A Low-Voltage Measurement Testbed for Metrological Characterization of Algorithms for Phasor Measurement Units

In the recent years, the scientific community is paying great attention to the development of phasor measurement units (PMU) and, particularly, to novel digital signal processing algorithms for these instruments. While the performance of estimation algorithms is usually evaluated through simulations on a PC, the overall PMU accuracy depends on measurement hardware as well (e.g., transducers, data converters, and synchro-nization circuitry). However, the relationship between estimation algorithms accuracy and metrological characteristics of hardware equipment is very difficult to predict or to simulate.
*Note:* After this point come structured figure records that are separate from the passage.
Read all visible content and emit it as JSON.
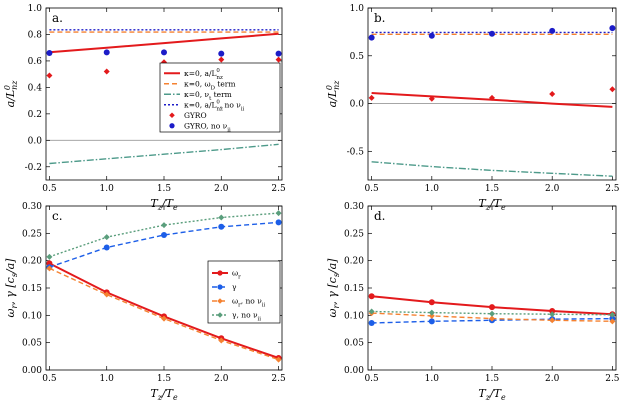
{
  "chart_data": [
    {
      "type": "line",
      "panel_label": "a.",
      "xlabel": "T_z/T_e",
      "ylabel": "a/L_nz^0",
      "xlim": [
        0.47,
        2.53
      ],
      "ylim": [
        -0.3,
        1.0
      ],
      "xticks": [
        "0.5",
        "1.0",
        "1.5",
        "2.0",
        "2.5"
      ],
      "xtick_values": [
        0.5,
        1.0,
        1.5,
        2.0,
        2.5
      ],
      "yticks": [
        "-0.2",
        "0.0",
        "0.2",
        "0.4",
        "0.6",
        "0.8",
        "1.0"
      ],
      "ytick_values": [
        -0.2,
        0.0,
        0.2,
        0.4,
        0.6,
        0.8,
        1.0
      ],
      "zero_line": true,
      "legend": "mid-right",
      "series": [
        {
          "name": "κ=0, a/L_nz^0",
          "style": "solid",
          "color": "#e31a1c",
          "x": [
            0.5,
            1.0,
            1.5,
            2.0,
            2.5
          ],
          "values": [
            0.665,
            0.7,
            0.735,
            0.77,
            0.805
          ]
        },
        {
          "name": "κ=0, ω_D term",
          "style": "dashed",
          "color": "#f58231",
          "x": [
            0.5,
            1.0,
            1.5,
            2.0,
            2.5
          ],
          "values": [
            0.818,
            0.818,
            0.818,
            0.818,
            0.818
          ]
        },
        {
          "name": "κ=0, ν_t term",
          "style": "dashdot",
          "color": "#4d9a8a",
          "x": [
            0.5,
            1.0,
            1.5,
            2.0,
            2.5
          ],
          "values": [
            -0.175,
            -0.14,
            -0.105,
            -0.07,
            -0.03
          ]
        },
        {
          "name": "κ=0, a/L_nz^0, no ν_ii",
          "style": "dotted",
          "color": "#1c1cc8",
          "x": [
            0.5,
            1.0,
            1.5,
            2.0,
            2.5
          ],
          "values": [
            0.835,
            0.835,
            0.835,
            0.835,
            0.835
          ]
        },
        {
          "name": "GYRO",
          "style": "diamond",
          "color": "#e31a1c",
          "x": [
            0.5,
            1.0,
            1.5,
            2.0,
            2.5
          ],
          "values": [
            0.49,
            0.52,
            0.59,
            0.61,
            0.61
          ]
        },
        {
          "name": "GYRO, no ν_ii",
          "style": "circle",
          "color": "#1c1cc8",
          "x": [
            0.5,
            1.0,
            1.5,
            2.0,
            2.5
          ],
          "values": [
            0.66,
            0.665,
            0.665,
            0.655,
            0.655
          ]
        }
      ]
    },
    {
      "type": "line",
      "panel_label": "b.",
      "xlabel": "T_z/T_e",
      "ylabel": "a/L_nz^0",
      "xlim": [
        0.47,
        2.53
      ],
      "ylim": [
        -0.8,
        1.0
      ],
      "xticks": [
        "0.5",
        "1.0",
        "1.5",
        "2.0",
        "2.5"
      ],
      "xtick_values": [
        0.5,
        1.0,
        1.5,
        2.0,
        2.5
      ],
      "yticks": [
        "-0.5",
        "0.0",
        "0.5",
        "1.0"
      ],
      "ytick_values": [
        -0.5,
        0.0,
        0.5,
        1.0
      ],
      "zero_line": true,
      "series": [
        {
          "name": "κ=0, a/L_nz^0",
          "style": "solid",
          "color": "#e31a1c",
          "x": [
            0.5,
            1.0,
            1.5,
            2.0,
            2.5
          ],
          "values": [
            0.11,
            0.075,
            0.04,
            0.0,
            -0.035
          ]
        },
        {
          "name": "κ=0, ω_D term",
          "style": "dashed",
          "color": "#f58231",
          "x": [
            0.5,
            1.0,
            1.5,
            2.0,
            2.5
          ],
          "values": [
            0.725,
            0.725,
            0.725,
            0.725,
            0.725
          ]
        },
        {
          "name": "κ=0, ν_t term",
          "style": "dashdot",
          "color": "#4d9a8a",
          "x": [
            0.5,
            1.0,
            1.5,
            2.0,
            2.5
          ],
          "values": [
            -0.61,
            -0.66,
            -0.7,
            -0.73,
            -0.76
          ]
        },
        {
          "name": "κ=0, a/L_nz^0, no ν_ii",
          "style": "dotted",
          "color": "#1c1cc8",
          "x": [
            0.5,
            1.0,
            1.5,
            2.0,
            2.5
          ],
          "values": [
            0.745,
            0.745,
            0.745,
            0.745,
            0.745
          ]
        },
        {
          "name": "GYRO",
          "style": "diamond",
          "color": "#e31a1c",
          "x": [
            0.5,
            1.0,
            1.5,
            2.0,
            2.5
          ],
          "values": [
            0.06,
            0.05,
            0.06,
            0.1,
            0.15
          ]
        },
        {
          "name": "GYRO, no ν_ii",
          "style": "circle",
          "color": "#1c1cc8",
          "x": [
            0.5,
            1.0,
            1.5,
            2.0,
            2.5
          ],
          "values": [
            0.69,
            0.71,
            0.73,
            0.76,
            0.79
          ]
        }
      ]
    },
    {
      "type": "line",
      "panel_label": "c.",
      "xlabel": "T_z/T_e",
      "ylabel": "ω_r, γ [c_s/a]",
      "xlim": [
        0.47,
        2.53
      ],
      "ylim": [
        0.0,
        0.3
      ],
      "xticks": [
        "0.5",
        "1.0",
        "1.5",
        "2.0",
        "2.5"
      ],
      "xtick_values": [
        0.5,
        1.0,
        1.5,
        2.0,
        2.5
      ],
      "yticks": [
        "0.00",
        "0.05",
        "0.10",
        "0.15",
        "0.20",
        "0.25",
        "0.30"
      ],
      "ytick_values": [
        0.0,
        0.05,
        0.1,
        0.15,
        0.2,
        0.25,
        0.3
      ],
      "legend": "mid-right",
      "series": [
        {
          "name": "ω_r",
          "style": "solid-dot",
          "color": "#e31a1c",
          "x": [
            0.5,
            1.0,
            1.5,
            2.0,
            2.5
          ],
          "values": [
            0.195,
            0.142,
            0.098,
            0.058,
            0.022
          ]
        },
        {
          "name": "γ",
          "style": "dashed-dot",
          "color": "#1c5ee8",
          "x": [
            0.5,
            1.0,
            1.5,
            2.0,
            2.5
          ],
          "values": [
            0.188,
            0.224,
            0.247,
            0.262,
            0.27
          ]
        },
        {
          "name": "ω_r, no ν_ii",
          "style": "dashed-diamond",
          "color": "#f58231",
          "x": [
            0.5,
            1.0,
            1.5,
            2.0,
            2.5
          ],
          "values": [
            0.186,
            0.138,
            0.094,
            0.054,
            0.019
          ]
        },
        {
          "name": "γ, no ν_ii",
          "style": "dotted-diamond",
          "color": "#5a9e7c",
          "x": [
            0.5,
            1.0,
            1.5,
            2.0,
            2.5
          ],
          "values": [
            0.207,
            0.243,
            0.265,
            0.279,
            0.287
          ]
        }
      ]
    },
    {
      "type": "line",
      "panel_label": "d.",
      "xlabel": "T_z/T_e",
      "ylabel": "ω_r, γ [c_s/a]",
      "xlim": [
        0.47,
        2.53
      ],
      "ylim": [
        0.0,
        0.3
      ],
      "xticks": [
        "0.5",
        "1.0",
        "1.5",
        "2.0",
        "2.5"
      ],
      "xtick_values": [
        0.5,
        1.0,
        1.5,
        2.0,
        2.5
      ],
      "yticks": [
        "0.00",
        "0.05",
        "0.10",
        "0.15",
        "0.20",
        "0.25",
        "0.30"
      ],
      "ytick_values": [
        0.0,
        0.05,
        0.1,
        0.15,
        0.2,
        0.25,
        0.3
      ],
      "series": [
        {
          "name": "ω_r",
          "style": "solid-dot",
          "color": "#e31a1c",
          "x": [
            0.5,
            1.0,
            1.5,
            2.0,
            2.5
          ],
          "values": [
            0.135,
            0.124,
            0.115,
            0.108,
            0.102
          ]
        },
        {
          "name": "γ",
          "style": "dashed-dot",
          "color": "#1c5ee8",
          "x": [
            0.5,
            1.0,
            1.5,
            2.0,
            2.5
          ],
          "values": [
            0.086,
            0.089,
            0.091,
            0.093,
            0.094
          ]
        },
        {
          "name": "ω_r, no ν_ii",
          "style": "dashed-diamond",
          "color": "#f58231",
          "x": [
            0.5,
            1.0,
            1.5,
            2.0,
            2.5
          ],
          "values": [
            0.104,
            0.099,
            0.094,
            0.091,
            0.089
          ]
        },
        {
          "name": "γ, no ν_ii",
          "style": "dotted-diamond",
          "color": "#5a9e7c",
          "x": [
            0.5,
            1.0,
            1.5,
            2.0,
            2.5
          ],
          "values": [
            0.107,
            0.105,
            0.103,
            0.102,
            0.101
          ]
        }
      ]
    }
  ]
}
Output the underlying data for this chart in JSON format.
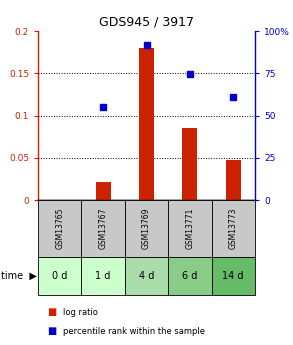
{
  "title": "GDS945 / 3917",
  "samples": [
    "GSM13765",
    "GSM13767",
    "GSM13769",
    "GSM13771",
    "GSM13773"
  ],
  "time_labels": [
    "0 d",
    "1 d",
    "4 d",
    "6 d",
    "14 d"
  ],
  "log_ratio": [
    0.0,
    0.022,
    0.18,
    0.085,
    0.048
  ],
  "percentile_rank": [
    null,
    0.11,
    0.183,
    0.149,
    0.122
  ],
  "bar_color": "#cc2200",
  "dot_color": "#0000cc",
  "ylim_left": [
    0,
    0.2
  ],
  "ylim_right": [
    0,
    100
  ],
  "yticks_left": [
    0,
    0.05,
    0.1,
    0.15,
    0.2
  ],
  "ytick_labels_left": [
    "0",
    "0.05",
    "0.1",
    "0.15",
    "0.2"
  ],
  "yticks_right": [
    0,
    25,
    50,
    75,
    100
  ],
  "ytick_labels_right": [
    "0",
    "25",
    "50",
    "75",
    "100%"
  ],
  "dotted_lines": [
    0.05,
    0.1,
    0.15
  ],
  "time_cell_colors": [
    "#ccffcc",
    "#ccffcc",
    "#aaddaa",
    "#88cc88",
    "#66bb66"
  ],
  "sample_cell_color": "#c8c8c8",
  "legend_items": [
    {
      "label": "log ratio",
      "color": "#cc2200"
    },
    {
      "label": "percentile rank within the sample",
      "color": "#0000cc"
    }
  ]
}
Therefore, the performance of different algorithms can be hardly compared when they are actually implemented in real instruments and used in the field. This paper attempts to address this problem by presenting an open testbed for PMU estimation algorithms. The key distinctive feature of the testbed is its ability to evaluate and to compare algorithm accuracy under experimental conditions that include not only the disturbances specified in the IEEE Standard C37.118.1-2011 and its Amendment IEEE C37.118.1a-2014, but also the effects of given uncertainty contributions due to different hardware components. A thorough metrological characterization of the testbed, properly supported by a noise propagation model, is performed in order to quantify such uncertainty contributions and their impact on the estimates of synchrophasor magnitude, phase, fundamental frequency, and rate of change of frequency returned by different algorithms under test. As a case study, three state-of-the-art estimation algorithms are tested in a variety of conditions.